I have to fly to Indore from Delhi but I am caught in traffic jam to airport even though it’s not peak hour. Delhi’s traffic is unpredictable. I spend quite a few anxious moments. I do say a prayer. Thank god, I am just in time to rush through the process and be among the last to board.

Slightly stressed, I decide to take a short nap. I have a window seat – first row, first seat! It’s too bright outside. I pull down the window shade and soon I am out.

My forester friend, Shashi Malik is with me. As soon as I wake up, he suggests ‘Pull the window shade up.’ I am slightly hesitant.
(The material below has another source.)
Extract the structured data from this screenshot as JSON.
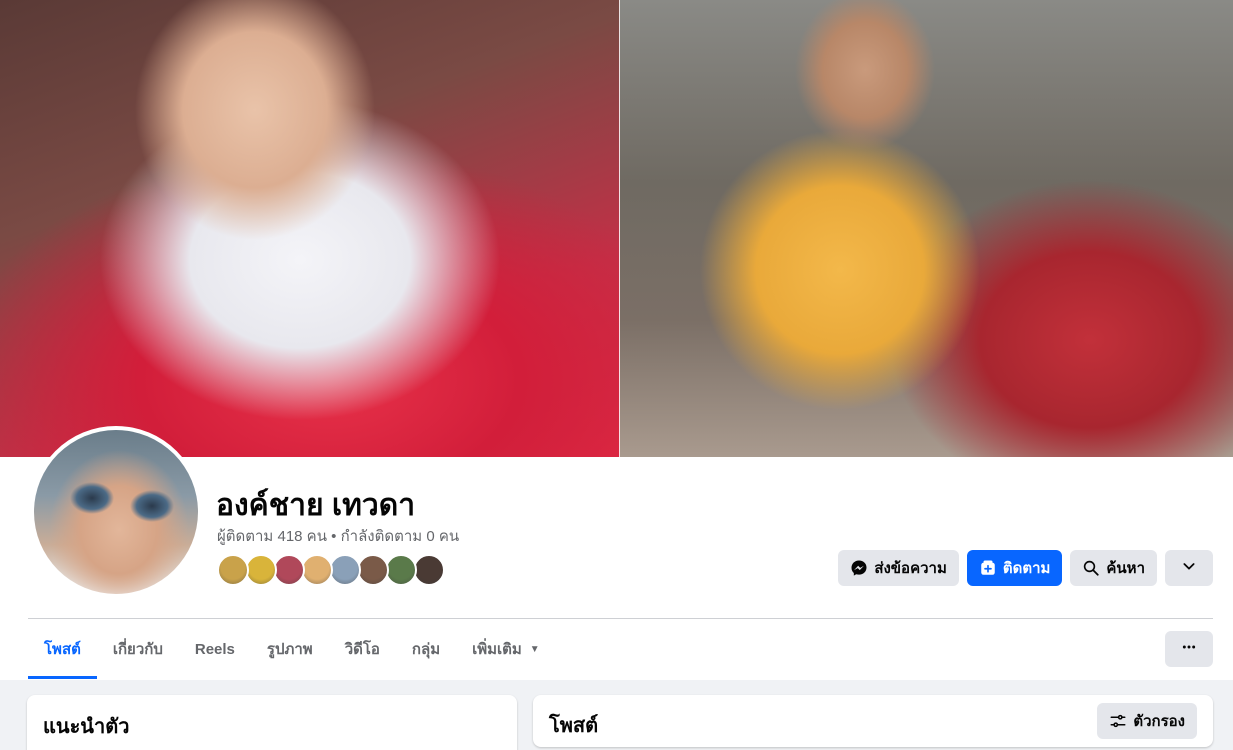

It appears from the corners of the shade that it is quite bright outside. But I oblige. Bright it is but the scene is really interesting. I sit up and notice.

We are flying over a solid white formation of clouds – Quite attractive. I generally do not take photos in plane but here this is compelling.

I have seen many friends commonly posting photos from plane which look like screen shots of Google Earth Satellite maps. Yes, I have seen some photos of clouds also posted.

These days I am flying at least once every month, but hardly take photos. Several times, even if there is good opportunity, delay in pulling out the camera results in the scene passing by! This time it is different. I pull out my new phone and start shooting right away.

Nature is wonderful.  The very first thought is ‘I am on cloud9.’

There is solid white uneven layer of clouds. Is it surface of Moon? Not really.

Bright sun lends snow white texture to the layer. Is it snow? Not really.

There is massive mountain rising out of the layer. Is it Everest? Not really.

And lo, there is a formation as if a river flowing on flat land meets a circular fall? Is it a frozen fall? Not really.

In India, traditionally cotton is spun manually. Raw cotton is filled in a room and massive bow is hung from ceiling and expert spinner works on this. The whole room is all white with balls of cotton which break up into fine cotton with flakes flying all over. Now, we see a layer of cotton spun by nature. Is it cotton? Not really.

Then, there are thin fluffy light clouds flying over the solid white layer which looks like ground? Are we flying only few hundred feet above the ground? Not really.

Clouds are shaped like tips of icebergs in the whitish blue sky. Have we arrived at Antarctica? Not really.

OMG! Looks like clouds are imitating the Hydrogen Bomb testing scene. Are we watching a photo released by North Korea? Not really.

Soon we are descending. There is fast and drastic change in scene. Nearer ground all the cloud formations and Sun is gone. Suddenly we are engulfed in thick fog. It sends a chill down the spine. It feels cold. We are supposed to be insulated from outside weather. Has somebody opened a window of the plane? Not really.

What a transformation as we land – It’s all grey, No sun, no cloud… It’s raining – indeed, that is what the clouds are about.